Genomic organization and developmental fate of adjacent repeated sequences in a foldback DNA clone of Tetrahymena thermophila.

Abstract

DNA sequence elimination and rearrangement occurs during the development of somatic cell lineages of eukaryotes and was first discovered over a century ago. However, the significance and mechanism of chromatin elimination are not understood. DNA elimination also occurs during the development of the somatic macronucleus from the germinal micronucleus in unicellular ciliated protozoa such as Tetrahymena thermophila. In this study foldback DNA from the micronucleus was used as a probe to isolate ten clones. All of those tested (4/4) contained sequences that were repetitive in the micronucleus and rearranged in the macronucleus. The presence of inverted repeated sequences was clearly demonstrated in one of them by electron microscopy. DNA sequence analysis showed that the left portion of this clone contains three tandem, directly repeated copies of a 340-bp sequence, a 120-bp portion of which appears in inverted orientation at a 1.6-kb distance. This clone, pTtFB1, was subjected to a detailed analysis of its developmental fate.

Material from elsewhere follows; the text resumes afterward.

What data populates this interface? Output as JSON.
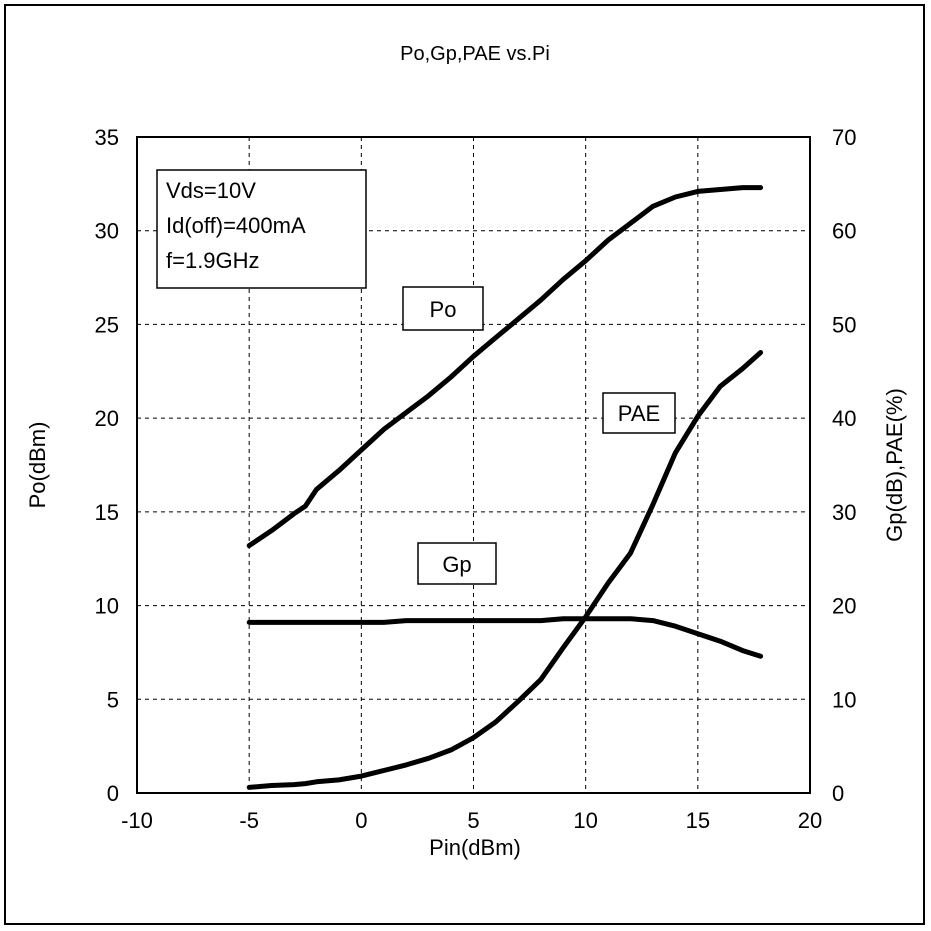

Subregions were subcloned and used as probes against Southern blots of micronuclear and macronuclear DNA. We found that all subregions defined repeated sequence families in the micronuclear genome. A minimum of four different families was defined, two of which are retained in the macronucleus and two of which are completely eliminated. The inverted repeat family is retained with little rearrangement. Two of the families, defined by subregions that do not contain parts of the inverted repeat, one in the "loop" and one in the "right flanking region," are totally eliminated during macronuclear development--and contain open reading frames. A fourth family occurs in the "loop" region and is rearranged extensively during development. The two gene families that are eliminated are stable in the micronuclear genome but are not clustered together as evidenced by experiments in which DNAs from nullisomic strains are used to map family members to specific micronuclear chromosomes. The inverted repeat family is also stable in the micronuclear genome and is dispersed among several chromosomes. The significance of retained inverted repeats to the process of elimination is discussed.